Many people living with a serious illness who are receiving treatment for their condition, whether heart failure, lung disease, cancer or another illness, don’t have access to palliative care, which can make all the difference in how they feel physically, emotionally and spiritually. New palliative care guidelines set out to improve access to this care, which provides relief from the symptoms and stress of serious illness; improves quality of life for both the patient and the patient’s family; and is provided concurrent with disease-focused treatments.
To improve access to this care, new Clinical Practice Guidelines for Quality Palliative Care, 4th edition urge clinicians and health care organizations to integrate it into the services they provide for all people living with serious illness, regardless of their diagnosis, prognosis, or age. The guidelines also call for palliative care to be available wherever people receive their care, including: outpatient clinics, cancer centers and long-term care facilities, office practices, homeless shelters, dialysis units and at home.

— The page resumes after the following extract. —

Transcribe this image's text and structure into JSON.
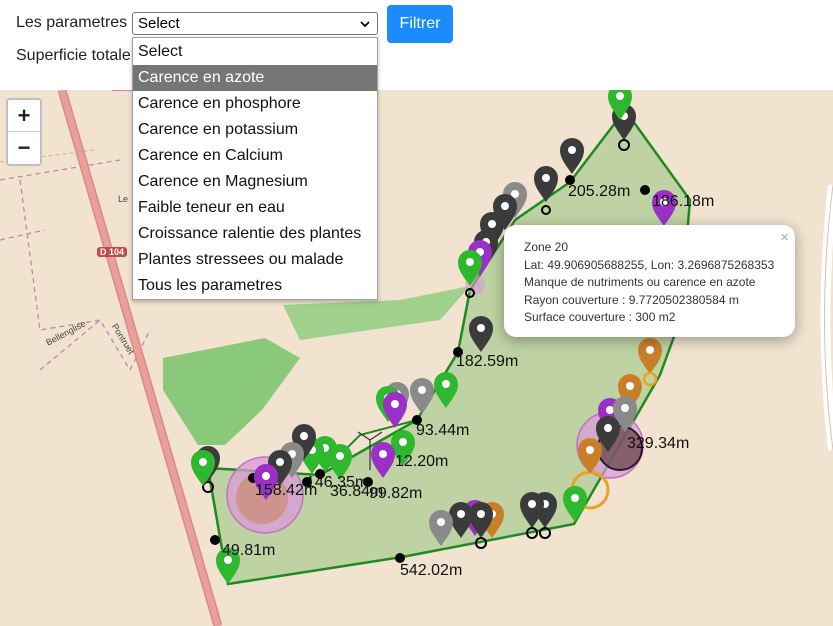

The guidelines include tools, resources and practice examples to help with implementation. They expand on the eight domains of palliative care: structure and processes of care, physical aspects of care, psychological and psychiatric aspects of care, social aspects of care, spiritual, religious and existential aspects of care, cultural aspects of care, care of the patient nearing the end of life, and ethical and legal aspects of care.
So what can you do right now to ensure your patients and their families are getting this vital care?
- 1. Download the guidelines and spread the word to your colleagues.
- 2. Review the eight domains with your health care team and/or your organization’s leadership to assess how you can best address the gaps and needs of people living with a serious illness and their caregivers.
- 3. Identify specific action steps that your organization can implement to provide quality palliative care and focus on the easily attainable goals first.
The purpose of the guidelines is to improve access to quality palliative care by fostering consistent standards and continuity of care across settings. College of Pastoral Supervision and Psychotherapy is a supporting organization of the guidelines so please join us in this national effort so that all people living with serious illness and their families will receive the best care possible.